Forum Discussion
sultanofsuede
Feb 26, 2026Copper Contributor
What are the recommended guardrails for...
Preventing the agent from making changes to any Azure resource? Companies who have heard stories about hallucinations, etc. believe that the agent is a threat their production systems potentially...
Charlie34000
Apr 03, 2026MCT
Hi,
A few guardrails tend to work well across most Azure environments, especially when multiple teams share the same platform.
✔️ 1. Start with a clear landing‑zone structure
Use Management Groups to separate:
- platform
- shared services
- workloads
- sandboxes
This gives you a clean place to apply policies and RBAC.
✔️ 2. Enforce governance with Azure Policy
Typical baseline policies include:
- allowed locations
- allowed SKUs
- mandatory tags
- diagnostic settings to Log Analytics
- resource locks for critical assets
- network rules (no public IPs unless approved)

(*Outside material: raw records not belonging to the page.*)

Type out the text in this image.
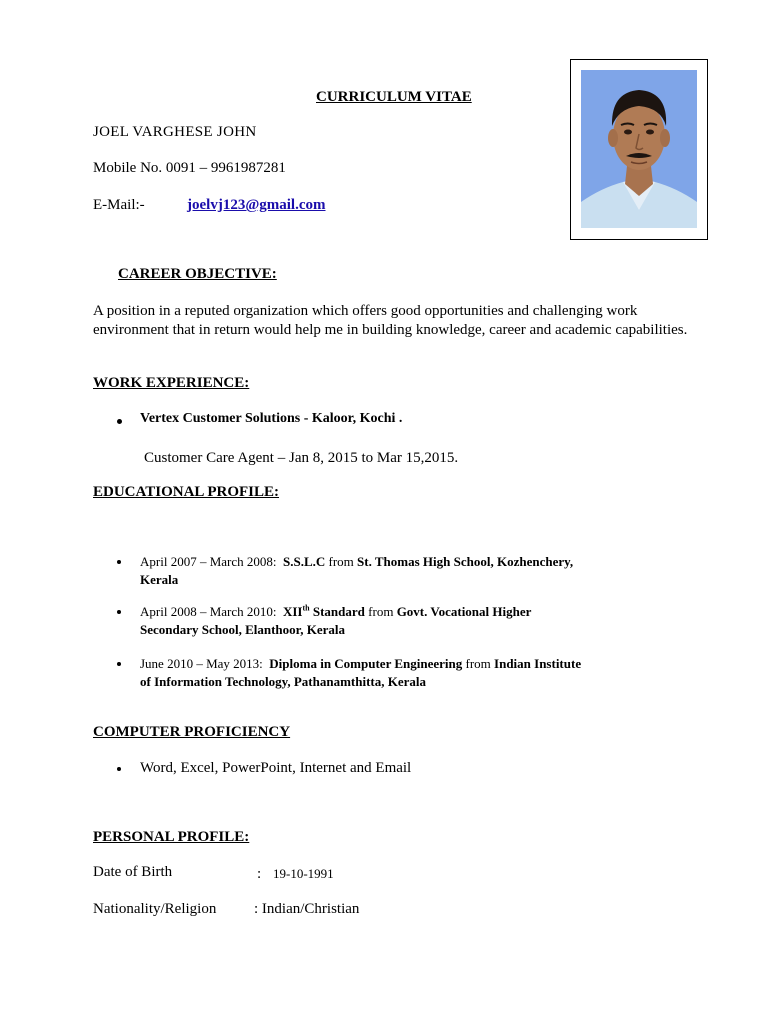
CURRICULUM VITAE
JOEL VARGHESE JOHN
Mobile No. 0091 – 9961987281
E-Mail:-	joelvj123@gmail.com
CAREER OBJECTIVE:
A position in a reputed organization which offers good opportunities and challenging work environment that in return would help me in building knowledge, career and academic capabilities.
WORK EXPERIENCE:
Vertex Customer Solutions - Kaloor, Kochi .
Customer Care Agent – Jan 8, 2015 to Mar 15,2015.
EDUCATIONAL PROFILE:
April 2007 – March 2008: S.S.L.C from St. Thomas High School, Kozhenchery,
Kerala
April 2008 – March 2010: XIIth Standard from Govt. Vocational Higher
Secondary School, Elanthoor, Kerala
June 2010 – May 2013: Diploma in Computer Engineering from Indian Institute
of Information Technology, Pathanamthitta, Kerala
COMPUTER PROFICIENCY
Word, Excel, PowerPoint, Internet and Email
PERSONAL PROFILE:
Date of Birth	: 19-10-1991
Nationality/Religion	: Indian/Christian
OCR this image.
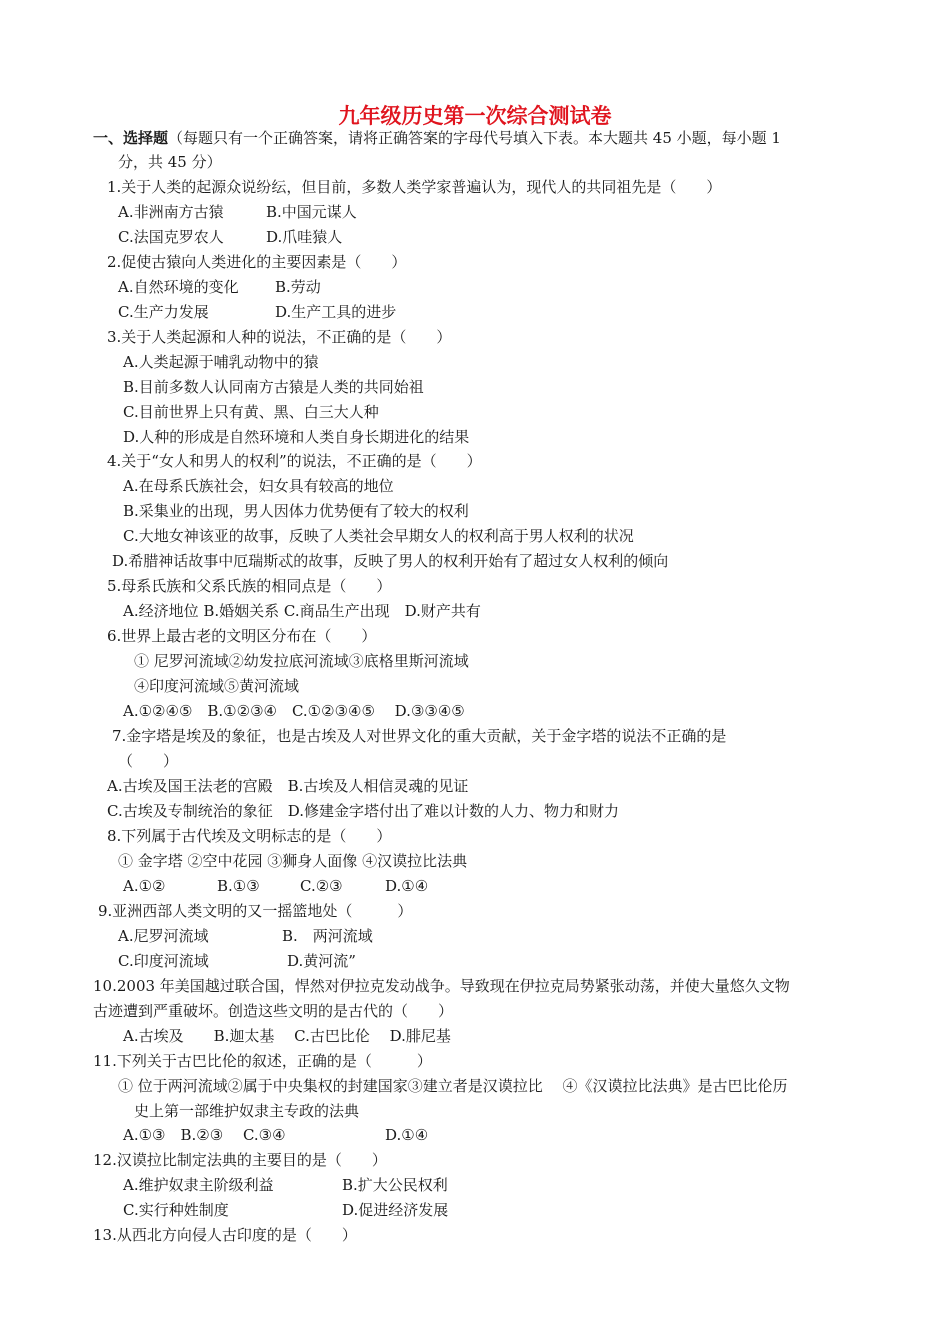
九年级历史第一次综合测试卷
一、选择题（每题只有一个正确答案，请将正确答案的字母代号填入下表。本大题共 45 小题，每小题 1
分，共 45 分）
1.关于人类的起源众说纷纭，但目前，多数人类学家普遍认为，现代人的共同祖先是（　　）
A.非洲南方古猿	B.中国元谋人
C.法国克罗农人	D.爪哇猿人
2.促使古猿向人类进化的主要因素是（　　）
A.自然环境的变化 B.劳动
C.生产力发展	D.生产工具的进步
3.关于人类起源和人种的说法，不正确的是（　　）
A.人类起源于哺乳动物中的猿
B.目前多数人认同南方古猿是人类的共同始祖
C.目前世界上只有黄、黑、白三大人种
D.人种的形成是自然环境和人类自身长期进化的结果
4.关于“女人和男人的权利”的说法，不正确的是（　　）
A.在母系氏族社会，妇女具有较高的地位
B.采集业的出现，男人因体力优势便有了较大的权利
C.大地女神该亚的故事，反映了人类社会早期女人的权利高于男人权利的状况
D.希腊神话故事中厄瑞斯忒的故事，反映了男人的权利开始有了超过女人权利的倾向
5.母系氏族和父系氏族的相同点是（　　）
A.经济地位 B.婚姻关系 C.商品生产出现　D.财产共有
6.世界上最古老的文明区分布在（　　）
① 尼罗河流域②幼发拉底河流域③底格里斯河流域
④印度河流域⑤黄河流域
A.①②④⑤　B.①②③④　C.①②③④⑤　 D.③③④⑤
7.金字塔是埃及的象征，也是古埃及人对世界文化的重大贡献，关于金字塔的说法不正确的是
（　　）
A.古埃及国王法老的宫殿　B.古埃及人相信灵魂的见证
C.古埃及专制统治的象征　D.修建金字塔付出了难以计数的人力、物力和财力
8.下列属于古代埃及文明标志的是（　　）
① 金字塔 ②空中花园 ③狮身人面像 ④汉谟拉比法典
A.①②	B.①③	C.②③	D.①④
9.亚洲西部人类文明的又一摇篮地处（　　　）
A.尼罗河流域	B.　两河流域
C.印度河流域	D.黄河流”
10.2003 年美国越过联合国，悍然对伊拉克发动战争。导致现在伊拉克局势紧张动荡，并使大量悠久文物
古迹遭到严重破坏。创造这些文明的是古代的（　　）
A.古埃及　　B.迦太基　 C.古巴比伦　 D.腓尼基
11.下列关于古巴比伦的叙述，正确的是（　　　）
① 位于两河流域②属于中央集权的封建国家③建立者是汉谟拉比　 ④《汉谟拉比法典》是古巴比伦历
史上第一部维护奴隶主专政的法典
A.①③　B.②③　 C.③④	D.①④
12.汉谟拉比制定法典的主要目的是（　　）
A.维护奴隶主阶级利益	B.扩大公民权利
C.实行种姓制度	D.促进经济发展
13.从西北方向侵人古印度的是（　　）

✔️ 3. Use RBAC with least privilege
Define roles per persona:
- platform admins
- workload owners
- developers
- automation accounts
Avoid using Owner except for platform teams.
✔️ 4. Control cost and sprawl
Set:
- budgets + alerts
- quotas
- lifecycle policies for unused resources
- automation to clean up abandoned assets
✔️ 5. Standardize deployment
Use:
- Bicep/Terraform modules
- Azure DevOps/GitHub Actions
- environment‑based pipelines
- policy‑driven validation before deployment
This keeps teams aligned and prevents configuration drift.
If you can share your current structure (MGs, subscriptions, teams), I can suggest a more tailored baseline.